Akatuy katorga
Akatuy katorga prison (Russian: Акатуйская каторжная тюрьма, Akatuyskaya katorzhnaya tyur'ma) was part of the Nerchinsk katorga system of the Russian Empire, and was situated in today's Alexandrovo-Zavodsky District of Transbaikalia. It was constructed in 1888 at the Akatuyskom mine, what is now the village of New Akatuy (Новый Акатуй). Originally labor convicts (mostly criminal) were used here for extraction of lead-silver ores. After the closing of the Kara katorga in 1890, it became one of the main centers of detention of political prisoners. It was turned into a women's penal camp in 1911 and was finally shut down after the February Revolution of 1917.
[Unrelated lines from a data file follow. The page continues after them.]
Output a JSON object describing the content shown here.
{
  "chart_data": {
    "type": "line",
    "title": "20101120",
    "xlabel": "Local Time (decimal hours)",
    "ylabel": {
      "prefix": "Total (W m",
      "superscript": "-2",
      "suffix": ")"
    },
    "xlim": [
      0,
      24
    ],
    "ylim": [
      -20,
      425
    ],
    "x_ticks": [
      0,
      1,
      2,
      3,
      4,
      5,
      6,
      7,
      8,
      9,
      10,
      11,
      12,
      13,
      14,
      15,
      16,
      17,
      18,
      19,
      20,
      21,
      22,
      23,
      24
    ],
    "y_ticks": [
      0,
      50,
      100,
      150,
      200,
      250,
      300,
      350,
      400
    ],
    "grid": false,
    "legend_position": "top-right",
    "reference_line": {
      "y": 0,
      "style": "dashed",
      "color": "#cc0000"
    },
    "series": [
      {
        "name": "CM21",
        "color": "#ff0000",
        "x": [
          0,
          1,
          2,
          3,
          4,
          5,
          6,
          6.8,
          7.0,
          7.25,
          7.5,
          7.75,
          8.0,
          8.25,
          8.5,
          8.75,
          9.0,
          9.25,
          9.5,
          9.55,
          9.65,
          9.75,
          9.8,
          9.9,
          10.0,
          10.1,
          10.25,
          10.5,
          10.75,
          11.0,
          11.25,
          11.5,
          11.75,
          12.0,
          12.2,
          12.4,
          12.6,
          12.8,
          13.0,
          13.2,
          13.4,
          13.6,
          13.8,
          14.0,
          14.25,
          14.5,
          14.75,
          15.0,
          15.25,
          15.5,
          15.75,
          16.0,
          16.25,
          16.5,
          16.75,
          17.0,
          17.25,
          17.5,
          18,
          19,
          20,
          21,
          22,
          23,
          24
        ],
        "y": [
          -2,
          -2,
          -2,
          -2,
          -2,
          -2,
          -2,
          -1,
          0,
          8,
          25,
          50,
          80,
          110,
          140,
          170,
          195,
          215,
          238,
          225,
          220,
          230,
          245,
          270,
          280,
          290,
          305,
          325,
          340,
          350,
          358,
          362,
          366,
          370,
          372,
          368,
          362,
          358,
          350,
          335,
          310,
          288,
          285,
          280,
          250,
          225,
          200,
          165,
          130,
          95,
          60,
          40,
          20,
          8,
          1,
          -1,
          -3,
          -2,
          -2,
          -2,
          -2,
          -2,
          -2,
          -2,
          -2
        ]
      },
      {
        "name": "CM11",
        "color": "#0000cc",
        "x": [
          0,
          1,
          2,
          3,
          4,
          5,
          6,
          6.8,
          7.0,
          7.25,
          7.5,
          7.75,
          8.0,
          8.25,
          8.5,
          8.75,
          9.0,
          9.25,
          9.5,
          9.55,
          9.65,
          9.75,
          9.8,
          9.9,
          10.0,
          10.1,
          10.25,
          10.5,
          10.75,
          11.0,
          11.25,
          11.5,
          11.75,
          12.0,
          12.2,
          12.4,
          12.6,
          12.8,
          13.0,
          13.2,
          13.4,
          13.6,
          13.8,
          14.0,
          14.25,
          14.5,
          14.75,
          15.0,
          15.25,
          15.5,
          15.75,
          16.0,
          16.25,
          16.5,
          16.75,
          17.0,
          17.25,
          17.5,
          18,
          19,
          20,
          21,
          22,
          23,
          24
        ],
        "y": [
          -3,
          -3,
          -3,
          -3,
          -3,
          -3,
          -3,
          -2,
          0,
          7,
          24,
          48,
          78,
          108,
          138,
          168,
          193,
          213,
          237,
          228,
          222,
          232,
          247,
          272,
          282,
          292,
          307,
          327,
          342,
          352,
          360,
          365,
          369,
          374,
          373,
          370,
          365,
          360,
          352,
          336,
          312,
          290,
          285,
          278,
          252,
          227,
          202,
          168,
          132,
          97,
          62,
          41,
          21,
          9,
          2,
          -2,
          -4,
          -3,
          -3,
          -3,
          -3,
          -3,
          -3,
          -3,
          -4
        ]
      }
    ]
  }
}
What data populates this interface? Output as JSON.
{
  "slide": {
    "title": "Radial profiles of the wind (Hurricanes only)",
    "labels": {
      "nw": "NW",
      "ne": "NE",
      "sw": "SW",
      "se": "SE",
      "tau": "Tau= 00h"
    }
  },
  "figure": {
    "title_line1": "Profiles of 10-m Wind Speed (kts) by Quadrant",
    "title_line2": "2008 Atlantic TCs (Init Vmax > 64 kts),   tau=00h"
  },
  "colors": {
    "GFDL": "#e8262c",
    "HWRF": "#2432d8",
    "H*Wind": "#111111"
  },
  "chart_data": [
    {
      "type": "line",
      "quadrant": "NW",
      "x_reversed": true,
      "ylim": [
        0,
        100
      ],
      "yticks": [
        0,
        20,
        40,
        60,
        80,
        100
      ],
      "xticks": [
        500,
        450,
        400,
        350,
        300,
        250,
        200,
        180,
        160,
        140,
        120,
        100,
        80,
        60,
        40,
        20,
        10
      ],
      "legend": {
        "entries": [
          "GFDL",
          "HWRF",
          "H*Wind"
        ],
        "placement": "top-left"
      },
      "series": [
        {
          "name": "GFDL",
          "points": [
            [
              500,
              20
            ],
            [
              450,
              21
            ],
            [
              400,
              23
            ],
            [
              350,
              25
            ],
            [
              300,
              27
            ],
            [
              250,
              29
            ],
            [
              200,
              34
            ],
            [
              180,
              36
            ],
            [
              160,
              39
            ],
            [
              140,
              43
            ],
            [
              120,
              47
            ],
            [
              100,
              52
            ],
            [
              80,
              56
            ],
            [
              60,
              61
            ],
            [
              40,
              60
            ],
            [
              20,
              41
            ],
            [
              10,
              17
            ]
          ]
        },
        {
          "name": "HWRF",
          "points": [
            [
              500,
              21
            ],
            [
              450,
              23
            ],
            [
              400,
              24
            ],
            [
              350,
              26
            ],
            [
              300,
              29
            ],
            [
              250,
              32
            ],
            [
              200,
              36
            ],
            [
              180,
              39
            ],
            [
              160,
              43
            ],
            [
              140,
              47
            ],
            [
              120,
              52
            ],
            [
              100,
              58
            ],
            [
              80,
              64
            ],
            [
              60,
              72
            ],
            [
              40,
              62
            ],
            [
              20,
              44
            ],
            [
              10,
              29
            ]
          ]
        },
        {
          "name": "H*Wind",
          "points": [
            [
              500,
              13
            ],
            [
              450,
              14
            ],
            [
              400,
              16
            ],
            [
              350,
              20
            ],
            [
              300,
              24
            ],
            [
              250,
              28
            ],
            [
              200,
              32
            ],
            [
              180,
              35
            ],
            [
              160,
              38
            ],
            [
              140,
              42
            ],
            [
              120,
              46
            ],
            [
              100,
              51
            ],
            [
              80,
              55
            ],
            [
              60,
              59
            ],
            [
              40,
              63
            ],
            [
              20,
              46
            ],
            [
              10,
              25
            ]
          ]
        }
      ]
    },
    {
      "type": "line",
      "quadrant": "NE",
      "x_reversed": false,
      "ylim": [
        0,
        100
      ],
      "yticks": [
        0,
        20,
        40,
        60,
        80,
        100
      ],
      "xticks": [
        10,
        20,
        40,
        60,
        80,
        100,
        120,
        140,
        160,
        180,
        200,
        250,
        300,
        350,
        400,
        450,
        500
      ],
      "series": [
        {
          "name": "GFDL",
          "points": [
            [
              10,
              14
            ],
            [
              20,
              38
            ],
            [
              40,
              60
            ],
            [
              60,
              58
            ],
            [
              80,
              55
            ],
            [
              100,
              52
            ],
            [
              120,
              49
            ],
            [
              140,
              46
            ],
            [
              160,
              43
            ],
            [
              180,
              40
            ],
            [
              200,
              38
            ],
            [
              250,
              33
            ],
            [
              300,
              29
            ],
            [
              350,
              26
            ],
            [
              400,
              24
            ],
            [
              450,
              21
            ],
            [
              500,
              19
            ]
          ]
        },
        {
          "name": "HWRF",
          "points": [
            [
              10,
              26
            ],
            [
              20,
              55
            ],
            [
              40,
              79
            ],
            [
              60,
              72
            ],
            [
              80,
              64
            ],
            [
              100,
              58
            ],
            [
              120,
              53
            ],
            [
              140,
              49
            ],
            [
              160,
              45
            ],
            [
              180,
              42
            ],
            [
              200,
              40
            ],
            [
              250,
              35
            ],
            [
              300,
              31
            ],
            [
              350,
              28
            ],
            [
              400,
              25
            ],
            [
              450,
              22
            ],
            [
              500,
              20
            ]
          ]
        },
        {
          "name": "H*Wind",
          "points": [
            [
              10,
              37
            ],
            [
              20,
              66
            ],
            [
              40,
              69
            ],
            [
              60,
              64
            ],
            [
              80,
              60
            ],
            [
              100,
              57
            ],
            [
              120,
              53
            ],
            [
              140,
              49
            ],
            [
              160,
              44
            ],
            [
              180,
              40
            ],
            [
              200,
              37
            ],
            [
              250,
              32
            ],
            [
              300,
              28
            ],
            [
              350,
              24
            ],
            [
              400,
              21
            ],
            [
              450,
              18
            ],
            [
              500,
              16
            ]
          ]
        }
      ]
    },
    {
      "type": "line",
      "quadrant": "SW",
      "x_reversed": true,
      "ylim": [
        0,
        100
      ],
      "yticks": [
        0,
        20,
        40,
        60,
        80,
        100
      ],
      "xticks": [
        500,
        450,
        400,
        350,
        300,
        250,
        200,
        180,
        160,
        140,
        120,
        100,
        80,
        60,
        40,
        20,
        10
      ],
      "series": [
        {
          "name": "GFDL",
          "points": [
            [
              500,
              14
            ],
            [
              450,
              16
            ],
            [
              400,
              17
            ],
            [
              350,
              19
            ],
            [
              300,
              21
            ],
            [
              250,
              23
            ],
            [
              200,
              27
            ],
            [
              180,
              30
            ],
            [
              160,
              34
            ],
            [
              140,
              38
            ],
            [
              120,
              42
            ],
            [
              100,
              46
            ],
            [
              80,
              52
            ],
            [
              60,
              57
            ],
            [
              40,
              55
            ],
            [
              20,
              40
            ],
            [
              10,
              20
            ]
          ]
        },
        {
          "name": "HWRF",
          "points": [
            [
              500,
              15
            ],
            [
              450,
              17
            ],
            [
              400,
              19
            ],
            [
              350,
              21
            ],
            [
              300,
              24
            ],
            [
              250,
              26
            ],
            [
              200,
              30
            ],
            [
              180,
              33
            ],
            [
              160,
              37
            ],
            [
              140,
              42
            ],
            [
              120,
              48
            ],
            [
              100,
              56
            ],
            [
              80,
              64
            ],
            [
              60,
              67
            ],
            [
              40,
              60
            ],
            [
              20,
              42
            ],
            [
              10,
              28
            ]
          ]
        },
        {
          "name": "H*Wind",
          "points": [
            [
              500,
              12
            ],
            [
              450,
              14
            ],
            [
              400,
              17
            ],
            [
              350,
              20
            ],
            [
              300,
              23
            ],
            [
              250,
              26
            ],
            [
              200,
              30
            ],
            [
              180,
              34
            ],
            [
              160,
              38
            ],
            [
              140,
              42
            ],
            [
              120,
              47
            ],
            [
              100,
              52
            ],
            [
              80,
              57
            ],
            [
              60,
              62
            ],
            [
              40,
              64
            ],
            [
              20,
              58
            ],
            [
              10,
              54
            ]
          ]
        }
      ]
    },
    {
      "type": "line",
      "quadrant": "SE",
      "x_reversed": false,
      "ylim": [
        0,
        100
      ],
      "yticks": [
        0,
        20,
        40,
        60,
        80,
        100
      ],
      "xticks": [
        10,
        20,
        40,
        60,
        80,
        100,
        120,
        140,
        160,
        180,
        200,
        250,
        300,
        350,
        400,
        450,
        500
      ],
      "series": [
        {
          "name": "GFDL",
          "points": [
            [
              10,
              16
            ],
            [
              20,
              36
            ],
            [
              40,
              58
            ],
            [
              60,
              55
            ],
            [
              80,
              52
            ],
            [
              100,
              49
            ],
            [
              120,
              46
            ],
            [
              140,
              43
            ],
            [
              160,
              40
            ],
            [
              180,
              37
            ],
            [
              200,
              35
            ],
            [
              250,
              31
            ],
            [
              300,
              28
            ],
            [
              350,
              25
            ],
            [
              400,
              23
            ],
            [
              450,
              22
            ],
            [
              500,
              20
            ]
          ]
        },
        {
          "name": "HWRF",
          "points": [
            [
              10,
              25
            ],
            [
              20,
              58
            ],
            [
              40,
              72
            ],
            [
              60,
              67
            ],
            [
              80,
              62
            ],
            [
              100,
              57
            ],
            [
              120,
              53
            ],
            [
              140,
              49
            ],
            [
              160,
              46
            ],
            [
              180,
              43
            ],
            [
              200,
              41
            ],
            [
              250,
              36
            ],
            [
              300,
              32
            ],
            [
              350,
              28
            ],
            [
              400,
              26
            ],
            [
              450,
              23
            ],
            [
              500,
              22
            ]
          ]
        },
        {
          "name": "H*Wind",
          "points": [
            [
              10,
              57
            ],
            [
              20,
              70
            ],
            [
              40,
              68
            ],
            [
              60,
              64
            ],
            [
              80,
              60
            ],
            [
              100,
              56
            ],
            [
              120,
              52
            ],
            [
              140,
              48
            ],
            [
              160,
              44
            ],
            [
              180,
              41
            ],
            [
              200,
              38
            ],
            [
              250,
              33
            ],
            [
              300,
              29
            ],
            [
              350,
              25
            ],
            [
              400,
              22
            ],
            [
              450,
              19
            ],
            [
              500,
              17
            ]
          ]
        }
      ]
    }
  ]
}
George Kennan visited the remnants of the mine in 1885. He noted, "Lunin, one of the Decembrist conspirators of 1825, lived and died in penal servitude at this mine, and somewhere in the neighborhood lie buried many of the Polish patriots sent to Akatui after the insurrection of 1863. The Russian Government does not take pains to perpetuate the memory of the political offenders whom it tortures to death in its Siberian prisons, and over moldering bodies of most of them there is not so much as a mound. If there is in Siberia a more lonely, a more cheerless, a more God-forsaken place than Kara, it is the snowy, secluded valley of Akatui."[1]
References
- Kennan, George (1891). Siberia and the Exile System. London: James R. Osgood, McIlvaine & Co. pp. 288–289.